Une nouvelle crise agite l'UDPS, le parti d'origine du président de la République démocratique du Congo Félix Tshisekedi, à huit jours des funérailles à Kinshasa de son père, le fondateur de l'UDPS Etienne Tshisekedi.

Le dernier conflit porte sur la direction de l'Union pour la démocratie et le progrès social (UDPS), laissée vacante depuis le départ de Félix Tshisekedi, investi président de la République le 24 janvier.

Le président par intérim Jean-Marc Kabund a nommé un secrétaire général, Augustin Kabuya. Cette décision braque les partisans d'une direction collégiale sous forme d'un directoire.

Dans une déclaration à la presse mercredi, des députés de l'UDPS affirment que "la mise en place du directoire devrait intervenir avant le rapatriement" de la dépouille d'Etienne Tshisekedi.

Ce rapatriement a été annoncé pour jeudi 30 mai, et des funérailles sont prévues jusqu'au 1er juin.
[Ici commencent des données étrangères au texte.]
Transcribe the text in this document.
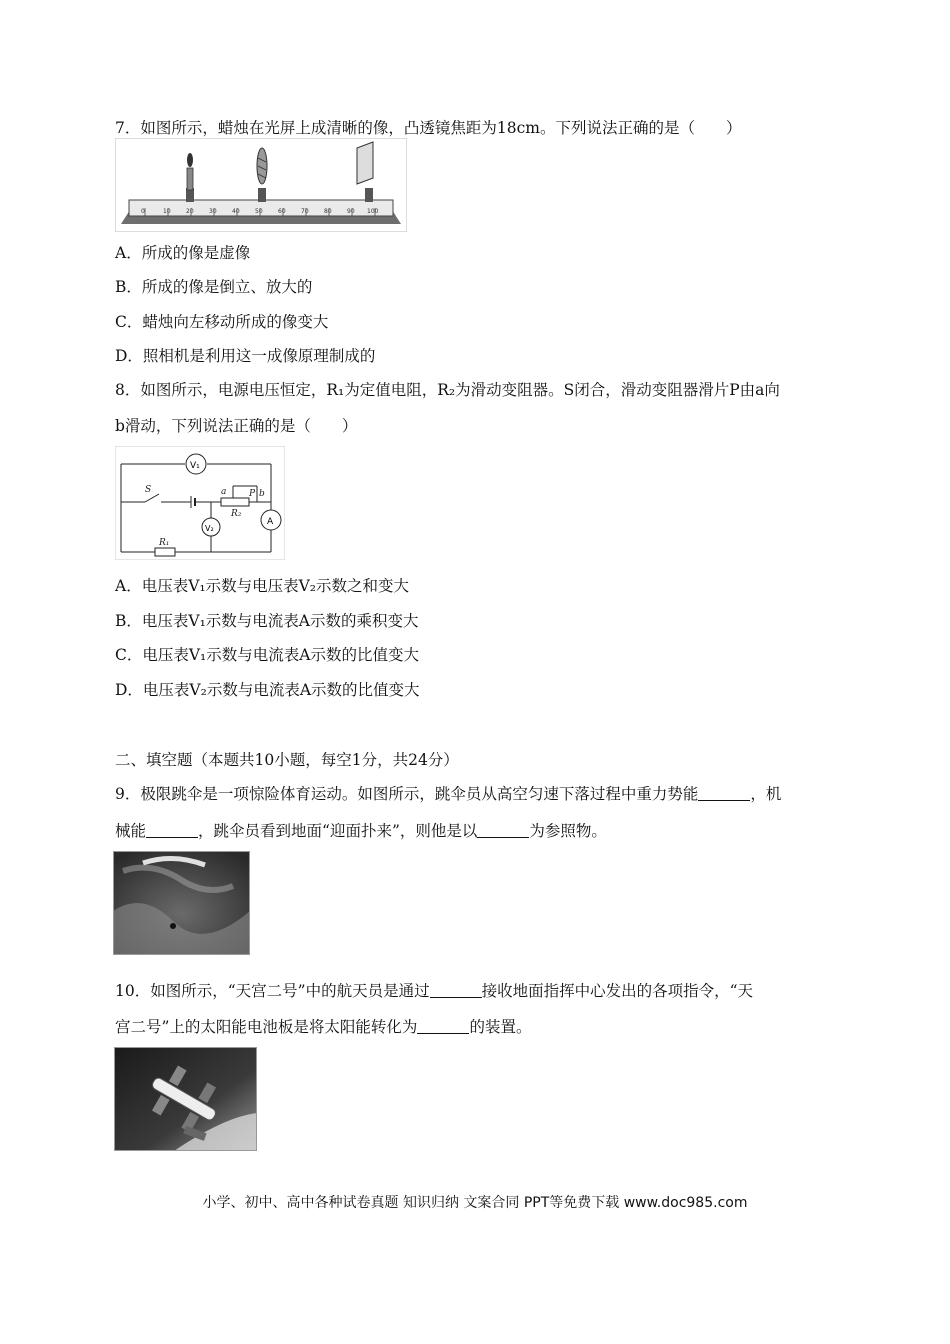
7．如图所示，蜡烛在光屏上成清晰的像，凸透镜焦距为18cm。下列说法正确的是（　　）
0	10	20	30	40	50	60	70	80	90 100
A．所成的像是虚像
B．所成的像是倒立、放大的
C．蜡烛向左移动所成的像变大
D．照相机是利用这一成像原理制成的
8．如图所示，电源电压恒定，R₁为定值电阻，R₂为滑动变阻器。S闭合，滑动变阻器滑片P由a向
b滑动，下列说法正确的是（　　）
V₁
V₂
A
S	a	P b
R₂
R₁
A．电压表V₁示数与电压表V₂示数之和变大
B．电压表V₁示数与电流表A示数的乘积变大
C．电压表V₁示数与电流表A示数的比值变大
D．电压表V₂示数与电流表A示数的比值变大
二、填空题（本题共10小题，每空1分，共24分）
9．极限跳伞是一项惊险体育运动。如图所示，跳伞员从高空匀速下落过程中重力势能	，机
械能	，跳伞员看到地面“迎面扑来”，则他是以	为参照物。
10．如图所示，“天宫二号”中的航天员是通过	接收地面指挥中心发出的各项指令，“天
宫二号”上的太阳能电池板是将太阳能转化为	的装置。
小学、初中、高中各种试卷真题 知识归纳 文案合同 PPT等免费下载 www.doc985.com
Etienne Tshisekedi est décédé à Bruxelles le 1er février 2017. Son corps n'avait pas pu être rapatrié faute d'accord avec l'ancien régime Kabila.

"Toute opposition à la mise en place du directoire (...) sera considérée comme un acte de sabotage et de haute trahison vis-à-vis d'Etienne Tshisekedi", insistent les députés de l'UDPS.

Ancien ministre du dictateur Mobutu dans les années 1960, Etienne Tshisekedi est passé dans l'opposition et a fondé l'UDPS en 1982. Il a ensuite été trois fois Premier ministre lors de la transition multipartite des années 90, avant de s'opposer au régime des Kabila père et fils.

Début mars, les militants de l'UDPS avaient manifesté leur colère après la défaite de leur parti aux élections sénatoriales à suffrage indirect. Des "combattants" de l'UDPS ont accusé leurs "grands électeurs", les députés provinciaux, d'avoir trahi et cédé à la corruption.

En novembre dernier, la même "base" avait obligé Félix Tshisekedi à dénoncer dans la journée un accord qu'il avait passé la veille avec d'autres ténors de l'opposition pour la désignation d'un candidat unique à l'élection présidentielle.